From these graphs you can see, that we are receiving much better train accuracy than testing, this is because of data overfitting. This means that, it's quite hard for our model to predict animal with data it didn't saw before. We can't do anything better here with one hidden layer neural network, we'll see what we'll receive with deep neural network.

By the way, you can see that our neural network with 400 hidden layers is just 3% better than our logistic regression model, it's not that impressive. We'll see what we can receive with deeper network.

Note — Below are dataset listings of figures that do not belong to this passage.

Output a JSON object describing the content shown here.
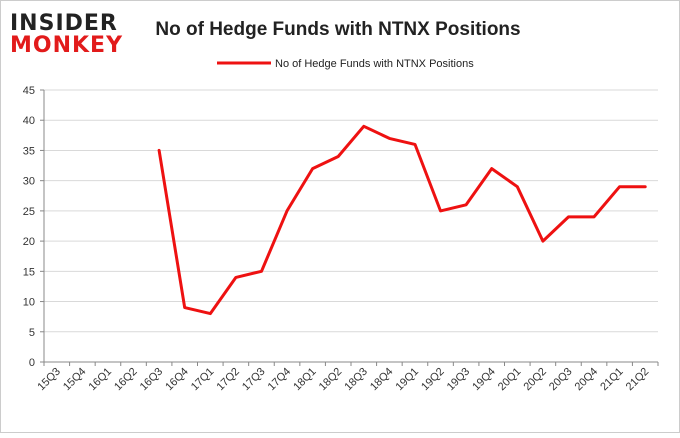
{
  "logo": {
    "line1": "INSIDER",
    "line2": "MONKEY",
    "color_top": "#222222",
    "color_bottom": "#e21b1b"
  },
  "chart_data": {
    "type": "line",
    "title": "No of Hedge Funds with NTNX Positions",
    "xlabel": "",
    "ylabel": "",
    "categories": [
      "15Q3",
      "15Q4",
      "16Q1",
      "16Q2",
      "16Q3",
      "16Q4",
      "17Q1",
      "17Q2",
      "17Q3",
      "17Q4",
      "18Q1",
      "18Q2",
      "18Q3",
      "18Q4",
      "19Q1",
      "19Q2",
      "19Q3",
      "19Q4",
      "20Q1",
      "20Q2",
      "20Q3",
      "20Q4",
      "21Q1",
      "21Q2"
    ],
    "series": [
      {
        "name": "No of Hedge Funds with NTNX  Positions",
        "color": "#ee1111",
        "values": [
          null,
          null,
          null,
          null,
          35,
          9,
          8,
          14,
          15,
          25,
          32,
          34,
          39,
          37,
          36,
          25,
          26,
          32,
          29,
          20,
          24,
          24,
          29,
          29
        ]
      }
    ],
    "ylim": [
      0,
      45
    ],
    "yticks": [
      0,
      5,
      10,
      15,
      20,
      25,
      30,
      35,
      40,
      45
    ],
    "grid": true,
    "legend_position": "top-center",
    "gridline_color": "#d9d9d9",
    "axis_color": "#888888"
  }
}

I uplaoded full tutorial code to same GitHub page where I uploaded logistic regression final code, because we use same dataset. After we'll finish our deep neural networks tutorial we'll compare results from all of them.


So we finally finished our another tutorial series about neural networks with one hidden layer. If you tested above code by your self you may say that it's not that different from our logistic regression code. But to teach our model to recognize cats vs dogs takes really long time. And the time needed to train model compared with accuracy is not worth it. So in our next tutorial series we'll start building deep neural networks and we'll refuse to use sigmoid inefficient function.

To get more experience with this model you can test performance on different datasets. Neural netowrks with one hidden layer may work better on task where we don't need to recognize object from images. Moreover you can try playing with learning rate or number of iterations.

See you in a next step by step deep neural networks tutorial.